Aptitude Flashcards
Vous êtes un psychiatre travaillant dans un hôpital à vocation générale en région métropolitaine.
Vous êtes demandés en consultation pour M. Turgeon, un patient de 45 ans. Vous apprenez en lisant son dossier qu’il a été diagnostiqué il y a 1 mois par un interniste oeuvrant à l’hôpital psychiatrique de votre secteur pour un VIH de novo au stade SIDA avec des CD4 effondrés (CD3-CD4 à 36).
Monsieur est présentement en statut d’ « Observation » à l’urgence avec la médecine interne et la microbiologie en consultation pour investigation et afin d’installer une thérapie antirétrovirale.
Monsieur vit une grande adversité psychosociale : il habite dans un appartement en état d’insalubrité avancé. Il serait sur le point d’être mis à la porte par son propriétaire.
La note de l’interniste suggère une consommation d’alcool et de crack importante, sans en spécifier les quantités consommées.

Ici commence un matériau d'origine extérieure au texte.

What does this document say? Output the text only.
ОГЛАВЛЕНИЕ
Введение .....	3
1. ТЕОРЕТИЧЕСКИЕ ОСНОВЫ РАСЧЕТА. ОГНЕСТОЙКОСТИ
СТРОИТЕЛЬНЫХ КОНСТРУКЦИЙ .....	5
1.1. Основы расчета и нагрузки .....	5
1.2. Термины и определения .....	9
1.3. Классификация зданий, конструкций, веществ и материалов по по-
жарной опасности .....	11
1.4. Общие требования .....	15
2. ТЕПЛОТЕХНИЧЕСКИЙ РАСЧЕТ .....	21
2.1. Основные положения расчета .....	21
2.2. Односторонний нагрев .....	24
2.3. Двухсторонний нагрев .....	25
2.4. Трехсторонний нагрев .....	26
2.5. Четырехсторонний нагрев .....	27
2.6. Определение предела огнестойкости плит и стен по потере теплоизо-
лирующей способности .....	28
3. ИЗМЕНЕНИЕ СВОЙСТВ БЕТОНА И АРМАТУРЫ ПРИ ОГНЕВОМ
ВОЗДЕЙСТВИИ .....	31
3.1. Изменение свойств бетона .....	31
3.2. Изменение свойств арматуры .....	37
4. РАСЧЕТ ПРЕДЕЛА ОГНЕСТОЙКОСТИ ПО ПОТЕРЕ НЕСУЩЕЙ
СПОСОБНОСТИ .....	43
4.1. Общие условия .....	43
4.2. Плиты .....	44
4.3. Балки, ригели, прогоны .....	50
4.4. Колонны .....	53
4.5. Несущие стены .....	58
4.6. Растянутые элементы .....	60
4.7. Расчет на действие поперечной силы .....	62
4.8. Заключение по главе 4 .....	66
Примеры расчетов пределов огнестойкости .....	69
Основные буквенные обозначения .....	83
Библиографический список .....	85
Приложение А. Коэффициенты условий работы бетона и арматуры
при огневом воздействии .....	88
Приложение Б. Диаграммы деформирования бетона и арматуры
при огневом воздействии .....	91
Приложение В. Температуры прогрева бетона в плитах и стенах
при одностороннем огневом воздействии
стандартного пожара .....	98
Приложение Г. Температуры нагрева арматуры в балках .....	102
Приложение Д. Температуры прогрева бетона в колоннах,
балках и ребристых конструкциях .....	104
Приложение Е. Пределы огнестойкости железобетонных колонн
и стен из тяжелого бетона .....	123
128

Un microbiologiste, également en consultation au dossier, a diagnostiqué une candidose buccale. Bien qu’il ait une toux, le rayon X pulmonaire ne démontre aucun foyer de consolidation qui aurait pu indiquer la présence d’une infection opportuniste respiratoire telle que le pneumocystis jiroveci (carinii). La microbiologie est en train de débuter un traitement pour la candidose buccale, et de poursuivre l’investigation compte tenu du diagnostic de VIH. Il a été vu en ophtalmologie, qui a diagnostiqué une endophtalmie avec ulcère oculaire.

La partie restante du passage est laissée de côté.